Yello – The Remaster Series
Die größte Wertschätzung genießen Yello vermutlich unter „Saturn“- und „Mediamarkt“-Mitarbeitern. Wenn so ein Verkäufer mit wissendem Lächeln die gepolsterte Tür des Audio-Vorführstudios schließt, weiß er: Ohne sündhaft teure HiFi-Anlage ist Yellos Bombardement der Klänge nur der halbe Spaß.
Seit 1980 stehen die Schweizer für innovative Elektronik, für journeys into sound und für eine Musik, deren humorvoller Gimmick-Charakter selbst Nicht-Musikkennern gefällt. Bereits das Debütalbum „Solid Pleasure“ (3,5) war eine atemberaubende elektronische Achterbahnfahrt: funky Klangblasen, summende Mönchschöre und mehr zwitschernde und zischelnde Synthesizer als bei The Human League und Heaven 17 zusammen. Es klopft, klackert und klöppelt aus allen Ecken – und der Techno-Punk von „Bostich“ ist schlicht revolutionär.
Wie bereits der Vorgänger, erschien auch „Claro Que Si“ (3) auf Ralph Records. Das Label der Residents veröffentlichte auch den wunderlich verschrobenen New-Wave von Tuxedomoon, MX-80-Sound und Snakefinger. Mit ihrer dunklen Elektronik, den manchmal etwas zu prätentiösen, aber immer sehr tanzbaren Inszenierungen von ,Avantgarde“ paßten Yello hervorragend zur W.E.I.R.D. Organisation der Residents.
Auf „You Gotta Say Yes To Another Excess“ (4), dem stimmigsten Yello-Album und kommerziellen Durchbruch, tritt der ironische Humor stärker in den Vordergrund. Die davor immer etwas zu überladenen Stücke sind nun so rund, stimmig und doppelbödig wie der Smash-Hit „I Love You“. Dieter Meier brummelte jetzt ausschließlich mit der von Whiskey und Tabak rauhen Stimme eines Bonvivants. „Great Mission“ – eigentlich nur das dreiminütige Vorspiel zu den rhythmischen Exzessen des Titelsongs – ist ein spaßiges Voodoo-Abenteuer im synthetischen Mambo-Rhythmus: „The jungle near Manaus, the Amazonas full of Piranhas, the birds of paradise….“
Nach dem Eighties-Pop-Overkill von „You Gotta Say Yes To Another Excess“ wurden Yello zum Duo: Der düstere Carlos Peron verließ die Band und produziert seitdem Soundtracks für S&M-Partys.

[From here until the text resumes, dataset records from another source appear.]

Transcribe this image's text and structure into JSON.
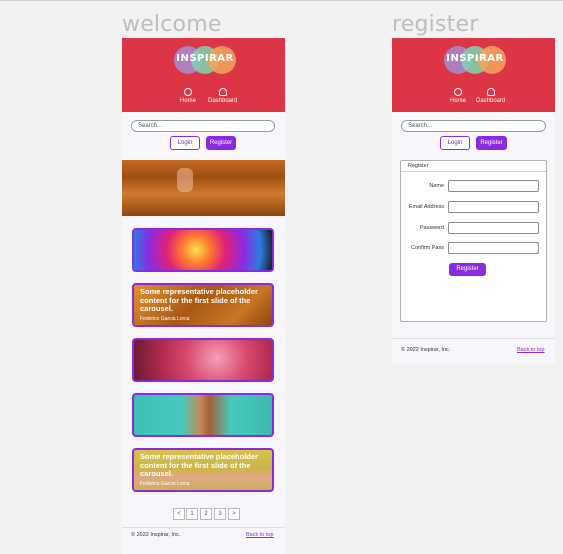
{
  "frames": {
    "welcome_title": "welcome",
    "register_title": "register"
  },
  "brand": {
    "logo_text": "INSPIRAR",
    "header_color": "#dc3545",
    "accent_color": "#8a2be2"
  },
  "nav": {
    "home_label": "Home",
    "dashboard_label": "Dashboard"
  },
  "search": {
    "placeholder": "Search..."
  },
  "auth": {
    "login_label": "Login",
    "register_label": "Register"
  },
  "carousel": [
    {
      "caption": "",
      "author": ""
    },
    {
      "caption": "Some representative placeholder content for the first slide of the carousel.",
      "author": "Federico Garcia Lorca"
    },
    {
      "caption": "",
      "author": ""
    },
    {
      "caption": "",
      "author": ""
    },
    {
      "caption": "Some representative placeholder content for the first slide of the carousel.",
      "author": "Federico Garcia Lorca"
    }
  ],
  "pagination": {
    "prev": "<",
    "pages": [
      "1",
      "2",
      "3"
    ],
    "next": ">"
  },
  "footer": {
    "copyright": "© 2022 Inspirar, Inc.",
    "back_to_top": "Back to top"
  },
  "register_form": {
    "title": "Register",
    "fields": [
      "Name",
      "Email Address",
      "Password",
      "Confirm Pass"
    ],
    "submit_label": "Register"
  }
}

Boris Blank und Dieter Meier weinten ihm vermutlich keine Träne nach und stießen mit „Stella“ (3,5) noch weiter in Richtung High-Tech-Urwald-Pop vor. Das klingt mal schwül sehnsüchtig wie „Desire“ – und mal so aufgedreht Maracas-rasselnd wie „Oh Yeah“. Nie davor und nie mehr danach war eine Schweizer Band in den USA so erfolgreich. Selbst ein völlig zugekokster DJ schaffte es mühelos, das rockige Stampfen von „Domingo“ hinter einen Frankie Goes To Hollywood-Track zu placieren. Überraschen konnten Yello jetzt allerdings nur noch im Detail, mit besseren Soundeffekten und neueren Musikcomputern. Das Rezept der Songs war auf ewig in die Festplatten gemeißelt: Über einem wild wirbelnden, mit reichlich Baß gesättigten Beat rollte Boris Blank regelmäßig seinen hochflorigen Klangteppich aus. Analoge Dampfmaschinen und digitale Samples setzen Akzente, den Rest besorgt Dieter Meier mit einer Stimme zwischen Märchenonkel und perversem Lustmolch.
„One Second“ (2,5) zeigt dementsprechend deutliche Anzeichen von nachlassender Kreativität: Lediglich das von Shirley Bassey gesungene „Rhythm Divine“ ragt aus dem uninspiriert wummernden Eintopf. So klingen die Soundtracks von Filmen, die sich mit den Wundern des blauen Planeten beschäftigen.
Das 1998 veröffentlichte Album „Flag“ (2) war auch nicht besser, enthält aber mit „The Race“ den (unverständlicherweise) größten Hit des Duos: Platz 4 in den deutschen Charts. „Blazing Saddles“ ist ein Alptraum und klingt mehr nach Modern Talking als nach den frühen Meisterwerken. Das Interessanteste an Yello ist seitdem das charmante Geplauder von Dieter Meier, seine Geschichten über Kunst, professionelles Pokern und die erhebliche Last eines Millionen-Erbes.